Diabetes is a disease in which the body has impaired ability to use and store glucose. This results in abnormally high levels of glucose in the bloodstream. High glucose levels may damage the delicate cells of the retinal capillaries. Sometimes the capillaries become occluded and the retina is deprived of oxygen. In some eyes the vessels walls become leaky and fluid seeps into the retinal tissue. Diabetic retinopathy is classified as non-proliferative (NPDR) and proliferative (PDR). In patients with proliferative diabetic retinopathy oxygen deprivation triggers the production of growth factors that stimulate abnormal blood vessel growth. The abnormal blood vessels are called neovascularization. Neovascularization does not supply the retina with oxygen. Instead it grows up from the surface of the retina or optic nerve into the vitreous of the eye or on the iris. These vessels are very fragile and frequently cause hemorrhage inside the vitreous gel of the eye. Even without neovascularization, the vessels may leak into the retina causing swelling and an accumulation of blood products within the retina.
Both NPDR and PDR are diagnosed on dilated examination of the retina. Diabetic retinopathy is usually treated with laser and medications. This is not possible when there is dense and persistent vitreous hemorrhage in the eye. These eyes are treated with vitrectomy surgery. This technique allows the doctor to clean away the vitreous blood and apply laser to prevent future bleeding.
This is the first and earliest stage of diabetic retinopathy. NPDR occurs when the small blood vessels of the retina start to leak fluid or bleed. This activity will lead to the formation of deposits called exudates. Once these blood vessels start to leak swelling within the central part of the retina occurs. When the leakage of these blood vessels causes swelling, macular edema sets in and the blood vessels can become blocked. This stage of diabetic retinopathy is common when a person develops diabetes. Most diabetics have some grade of NPDR. It is imperative to maintain regular eye examinations with the retina specialists at Regional Retinal Consultants to monitor and treat NPDR.
When new vessels start to grow as a result of the existing vessels becoming blocked, this marks the beginning of the next stage of diabetic retinopathy, proliferative diabetic retinopathy. This level of diabetic retinopathy is the most severe and dangerous for the diabetic patient. These new abnormal blood vessels can grow on the retina, optic nerve, iris or into the vitreous gel inside the eye, and tend to grow poorly and are very fragile. The damage that these blood vessels bring to retina can be catastrophic and include hemorrhages on the retina, scar tissues build up, and possible retina detachment.
Diabetic Retinopathy Symptoms
- If you are a diabetic patient it is suggested by the RRC that you have regular eye exams to look for symptoms. Diabetic retinopathy does not really have any initial warning signs.
- Retinal swelling may cause blurred vision and distortion.
- Objects may look smaller or larger than normal
- Floaters may appear due to the bleeding of the blood vessels.

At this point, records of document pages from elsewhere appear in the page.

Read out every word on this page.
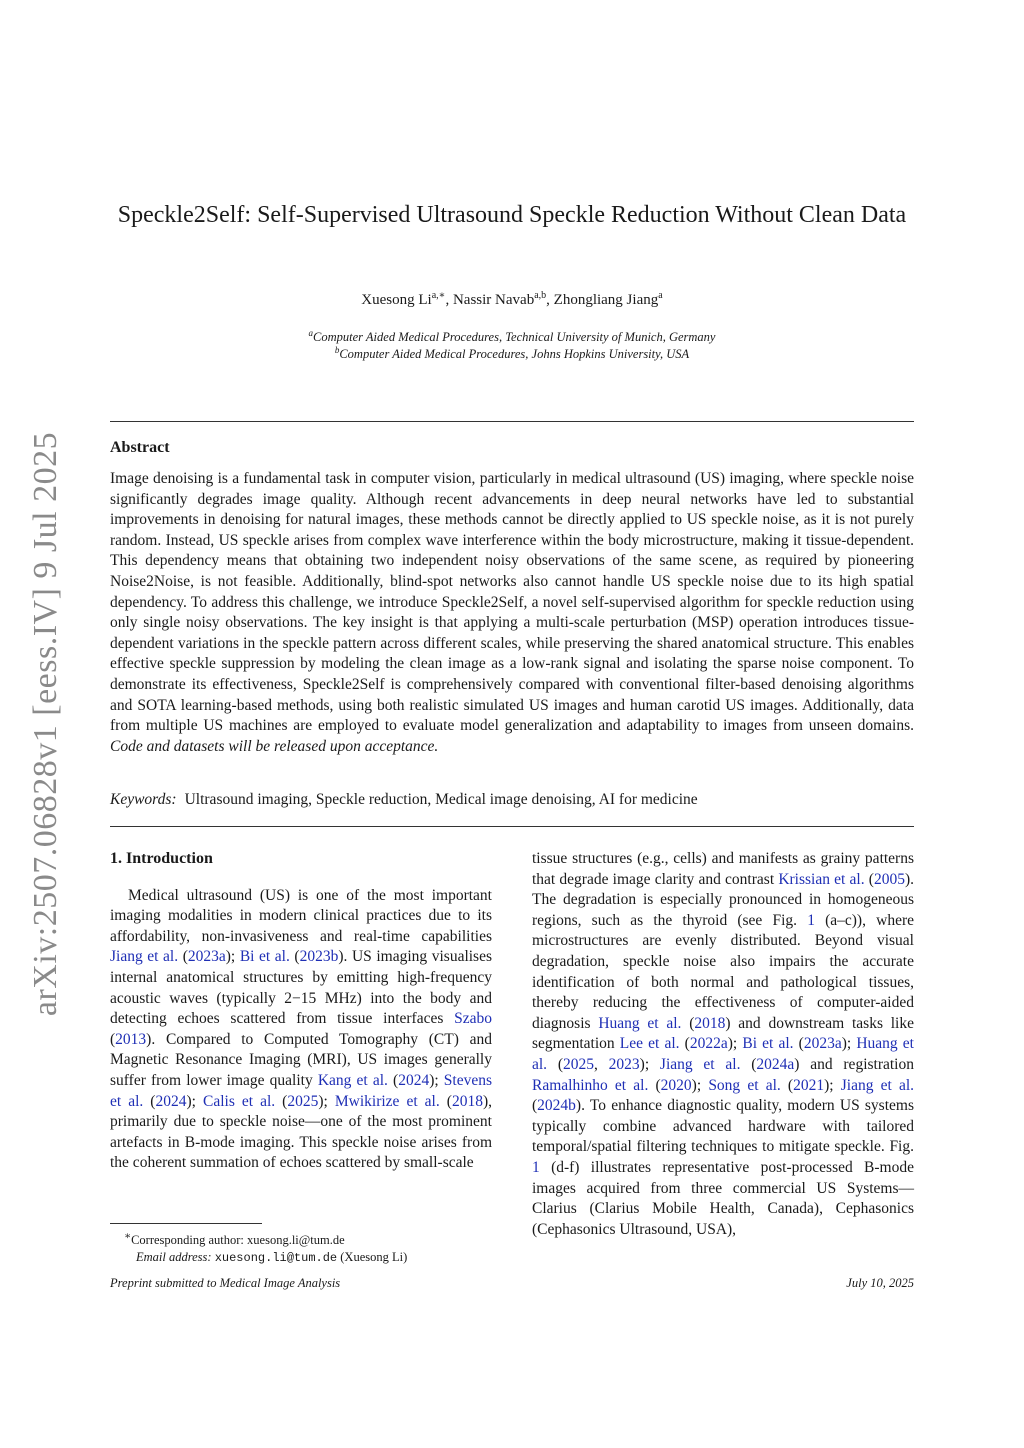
arXiv:2507.06828v1 [eess.IV] 9 Jul 2025
Speckle2Self: Self-Supervised Ultrasound Speckle Reduction Without Clean Data
Xuesong $Li^{a,∗}$, Nassir Navab$^{a,b}$, Zhongliang Jiang$^a$
$^a$Computer Aided Medical Procedures, Technical University of Munich, Germany
$^b$Computer Aided Medical Procedures, Johns Hopkins University, USA
Abstract
Image denoising is a fundamental task in computer vision, particularly in medical ultrasound (US) imaging, where speckle noise significantly degrades image quality. Although recent advancements in deep neural networks have led to substantial improvements in denoising for natural images, these methods cannot be directly applied to US speckle noise, as it is not purely random. Instead, US speckle arises from complex wave interference within the body microstructure, making it tissue-dependent. This dependency means that obtaining two independent noisy observations of the same scene, as required by pioneering Noise2Noise, is not feasible. Additionally, blind-spot networks also cannot handle US speckle noise due to its high spatial dependency. To address this challenge, we introduce Speckle2Self, a novel self-supervised algorithm for speckle reduction using only single noisy observations. The key insight is that applying a multi-scale perturbation (MSP) operation introduces tissue-dependent variations in the speckle pattern across different scales, while preserving the shared anatomical structure. This enables effective speckle suppression by modeling the clean image as a low-rank signal and isolating the sparse noise component. To demonstrate its effectiveness, Speckle2Self is comprehensively compared with conventional filter-based denoising algorithms and SOTA learning-based methods, using both realistic simulated US images and human carotid US images. Additionally, data from multiple US machines are employed to evaluate model generalization and adaptability to images from unseen domains. Code and datasets will be released upon acceptance.
Keywords: Ultrasound imaging, Speckle reduction, Medical image denoising, AI for medicine

1. Introduction

Medical ultrasound (US) is one of the most important imaging modalities in modern clinical practices due to its affordability, non-invasiveness and real-time capabilities Jiang et al. (2023a); Bi et al. (2023b). US imaging visualises internal anatomical structures by emitting high-frequency acoustic waves (typically 2−15 MHz) into the body and detecting echoes scattered from tissue interfaces Szabo (2013). Compared to Computed Tomography (CT) and Magnetic Resonance Imaging (MRI), US images generally suffer from lower image quality Kang et al. (2024); Stevens et al. (2024); Calis et al. (2025); Mwikirize et al. (2018), primarily due to speckle noise—one of the most prominent artefacts in B-mode imaging. This speckle noise arises from the coherent summation of echoes scattered by small-scale

tissue structures (e.g., cells) and manifests as grainy patterns that degrade image clarity and contrast Krissian et al. (2005). The degradation is especially pronounced in homogeneous regions, such as the thyroid (see Fig. 1 (a–c)), where microstructures are evenly distributed. Beyond visual degradation, speckle noise also impairs the accurate identification of both normal and pathological tissues, thereby reducing the effectiveness of computer-aided diagnosis Huang et al. (2018) and downstream tasks like segmentation Lee et al. (2022a); Bi et al. (2023a); Huang et al. (2025, 2023); Jiang et al. (2024a) and registration Ramalhinho et al. (2020); Song et al. (2021); Jiang et al. (2024b). To enhance diagnostic quality, modern US systems typically combine advanced hardware with tailored temporal/spatial filtering techniques to mitigate speckle. Fig. 1 (d-f) illustrates representative post-processed B-mode images acquired from three commercial US Systems—Clarius (Clarius Mobile Health, Canada), Cephasonics (Cephasonics Ultrasound, USA),

∗Corresponding author: xuesong.li@tum.de
Email address: xuesong.li@tum.de (Xuesong Li)
Preprint submitted to Medical Image Analysis	July 10, 2025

*If proliferative diabetic retinopathy is left untreated blindness can occur. The best alternative to fighting PDR is early detection so that you and your eye doctor can begin to control this development.

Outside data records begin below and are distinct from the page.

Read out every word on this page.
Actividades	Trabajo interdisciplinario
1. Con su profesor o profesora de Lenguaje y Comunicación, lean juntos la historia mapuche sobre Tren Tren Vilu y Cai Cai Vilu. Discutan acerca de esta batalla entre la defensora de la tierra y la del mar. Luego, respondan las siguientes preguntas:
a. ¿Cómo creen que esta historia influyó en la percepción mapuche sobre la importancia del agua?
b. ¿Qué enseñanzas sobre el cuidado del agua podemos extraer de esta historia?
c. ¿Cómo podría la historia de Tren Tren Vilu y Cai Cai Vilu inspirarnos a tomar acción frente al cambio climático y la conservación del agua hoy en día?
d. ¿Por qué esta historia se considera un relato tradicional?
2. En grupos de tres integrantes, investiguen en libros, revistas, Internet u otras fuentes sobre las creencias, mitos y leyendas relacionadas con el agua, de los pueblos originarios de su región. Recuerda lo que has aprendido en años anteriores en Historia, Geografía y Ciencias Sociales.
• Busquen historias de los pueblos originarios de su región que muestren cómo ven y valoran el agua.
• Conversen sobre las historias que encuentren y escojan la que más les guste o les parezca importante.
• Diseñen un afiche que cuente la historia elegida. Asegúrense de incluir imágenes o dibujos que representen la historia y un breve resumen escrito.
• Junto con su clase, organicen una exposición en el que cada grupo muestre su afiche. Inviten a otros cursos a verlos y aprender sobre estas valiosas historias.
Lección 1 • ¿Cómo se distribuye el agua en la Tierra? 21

How is diabetic retinopathy diagnosed?
Retinopathy, particularly at its earliest stages may not produce any visual symptoms. Early detection is the best way to prevent vision loss. Therefore, it is crucial for all patients with diabetes to undergo a complete eye exam by an ophthalmologist, with careful evaluation of the retina at least once a year and more frequently once diabetic retinopathy is detected.

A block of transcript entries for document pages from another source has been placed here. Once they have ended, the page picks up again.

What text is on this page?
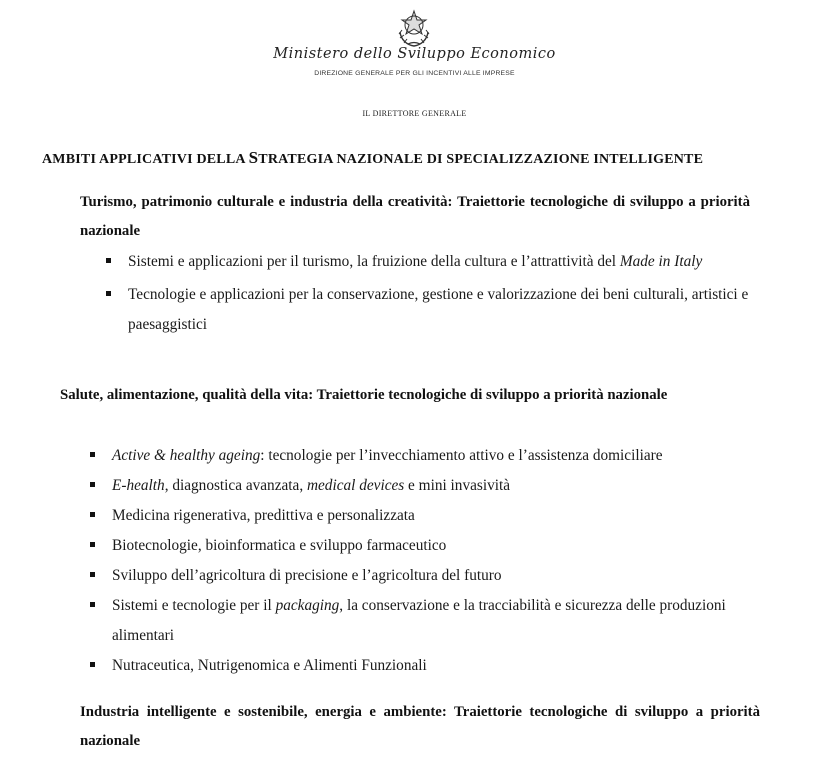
Ministero dello Sviluppo Economico
DIREZIONE GENERALE PER GLI INCENTIVI ALLE IMPRESE
IL DIRETTORE GENERALE
AMBITI APPLICATIVI DELLA STRATEGIA NAZIONALE DI SPECIALIZZAZIONE INTELLIGENTE

Turismo, patrimonio culturale e industria della creatività: Traiettorie tecnologiche di sviluppo a priorità nazionale

Sistemi e applicazioni per il turismo, la fruizione della cultura e l’attrattività del Made in Italy
Tecnologie e applicazioni per la conservazione, gestione e valorizzazione dei beni culturali, artistici e paesaggistici

Salute, alimentazione, qualità della vita: Traiettorie tecnologiche di sviluppo a priorità nazionale

Active & healthy ageing: tecnologie per l’invecchiamento attivo e l’assistenza domiciliare
E-health, diagnostica avanzata, medical devices e mini invasività
Medicina rigenerativa, predittiva e personalizzata
Biotecnologie, bioinformatica e sviluppo farmaceutico
Sviluppo dell’agricoltura di precisione e l’agricoltura del futuro
Sistemi e tecnologie per il packaging, la conservazione e la tracciabilità e sicurezza delle produzioni alimentari
Nutraceutica, Nutrigenomica e Alimenti Funzionali

Industria intelligente e sostenibile, energia e ambiente: Traiettorie tecnologiche di sviluppo a priorità nazionale
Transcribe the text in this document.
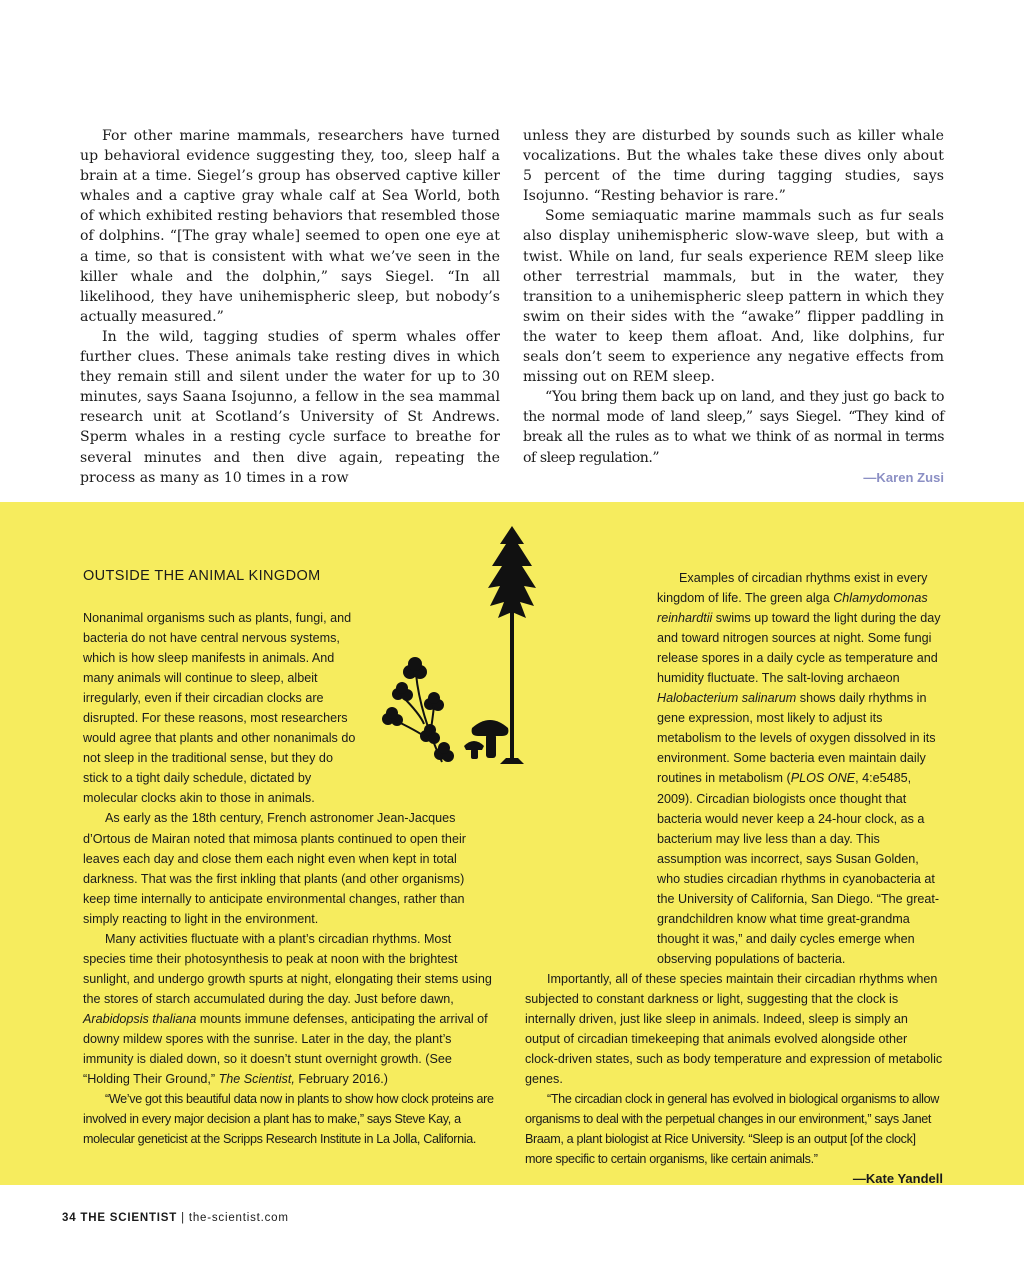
For other marine mammals, researchers have turned up behavioral evidence suggesting they, too, sleep half a brain at a time. Siegel’s group has observed captive killer whales and a captive gray whale calf at Sea World, both of which exhibited resting behaviors that resembled those of dolphins. “[The gray whale] seemed to open one eye at a time, so that is consistent with what we’ve seen in the killer whale and the dolphin,” says Siegel. “In all likelihood, they have unihemispheric sleep, but nobody’s actually measured.”

In the wild, tagging studies of sperm whales offer further clues. These animals take resting dives in which they remain still and silent under the water for up to 30 minutes, says Saana Isojunno, a fellow in the sea mammal research unit at Scotland’s University of St Andrews. Sperm whales in a resting cycle surface to breathe for several minutes and then dive again, repeating the process as many as 10 times in a row

unless they are disturbed by sounds such as killer whale vocalizations. But the whales take these dives only about 5 percent of the time during tagging studies, says Isojunno. “Resting behavior is rare.”

Some semiaquatic marine mammals such as fur seals also display unihemispheric slow-wave sleep, but with a twist. While on land, fur seals experience REM sleep like other terrestrial mammals, but in the water, they transition to a unihemispheric sleep pattern in which they swim on their sides with the “awake” flipper paddling in the water to keep them afloat. And, like dolphins, fur seals don’t seem to experience any negative effects from missing out on REM sleep.

“You bring them back up on land, and they just go back to the normal mode of land sleep,” says Siegel. “They kind of break all the rules as to what we think of as normal in terms of sleep regulation.”

—Karen Zusi
OUTSIDE THE ANIMAL KINGDOM

Nonanimal organisms such as plants, fungi, and bacteria do not have central nervous systems, which is how sleep manifests in animals. And many animals will continue to sleep, albeit irregularly, even if their circadian clocks are disrupted. For these reasons, most researchers would agree that plants and other nonanimals do not sleep in the traditional sense, but they do stick to a tight daily schedule, dictated by molecular clocks akin to those in animals.

As early as the 18th century, French astronomer Jean-Jacques d’Ortous de Mairan noted that mimosa plants continued to open their leaves each day and close them each night even when kept in total darkness. That was the first inkling that plants (and other organisms) keep time internally to anticipate environmental changes, rather than simply reacting to light in the environment.

Many activities fluctuate with a plant’s circadian rhythms. Most species time their photosynthesis to peak at noon with the brightest sunlight, and undergo growth spurts at night, elongating their stems using the stores of starch accumulated during the day. Just before dawn, Arabidopsis thaliana mounts immune defenses, anticipating the arrival of downy mildew spores with the sunrise. Later in the day, the plant’s immunity is dialed down, so it doesn’t stunt overnight growth. (See “Holding Their Ground,” The Scientist, February 2016.)

“We’ve got this beautiful data now in plants to show how clock proteins are involved in every major decision a plant has to make,” says Steve Kay, a molecular geneticist at the Scripps Research Institute in La Jolla, California.

Examples of circadian rhythms exist in every kingdom of life. The green alga Chlamydomonas reinhardtii swims up toward the light during the day and toward nitrogen sources at night. Some fungi release spores in a daily cycle as temperature and humidity fluctuate. The salt-loving archaeon Halobacterium salinarum shows daily rhythms in gene expression, most likely to adjust its metabolism to the levels of oxygen dissolved in its environment. Some bacteria even maintain daily routines in metabolism (PLOS ONE, 4:e5485, 2009). Circadian biologists once thought that bacteria would never keep a 24-hour clock, as a bacterium may live less than a day. This assumption was incorrect, says Susan Golden, who studies circadian rhythms in cyanobacteria at the University of California, San Diego. “The great-grandchildren know what time great-grandma thought it was,” and daily cycles emerge when observing populations of bacteria.

Importantly, all of these species maintain their circadian rhythms when subjected to constant darkness or light, suggesting that the clock is internally driven, just like sleep in animals. Indeed, sleep is simply an output of circadian timekeeping that animals evolved alongside other clock-driven states, such as body temperature and expression of metabolic genes.

“The circadian clock in general has evolved in biological organisms to allow organisms to deal with the perpetual changes in our environment,” says Janet Braam, a plant biologist at Rice University. “Sleep is an output [of the clock] more specific to certain organisms, like certain animals.”

—Kate Yandell
34 THE SCIENTIST | the-scientist.com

How is diabetic retinopathy treated?
Treatment depends primarily upon the type and severity of the retinopathy. The most important aspect of treatment, however, is prevention. By regularly monitoring blood sugar, and maintaining a healthy program of diet and exercise, you can significantly reduce your chances of developing retinopathy.
Laser is performed by directing a beam of light into the eye to treat the damaged parts of the retina. In cases of background diabetic retinopathy with macular edema, the laser is used to seal off leaking blood vessels and to stimulate the eye to reabsorb the fluid. When abnormal blood vessel growth is present, as in proliferative diabetic retinopathy, laser is used to decrease and prevent blood vessel growth. Laser surgery is often performed in the office and usually only requires topical or local anesthesia. Multiple laser treatments are often necessary.
Bleeding into the vitreous cavity can occur in severe cases of proliferative diabetic retinopathy. If the vitreous is filled with blood, surgery may be recommended to remove the blood from the center of the eye and the abnormal vessels causing the bleeding. Even though the blood may be severely impairing your vision, your doctor may advise waiting to see if the blood clears on its own before recommending surgery. Vitrectomy surgery is also performed to repair retinal detachments caused by excessive scar tissue that develops in proliferative retinopathy.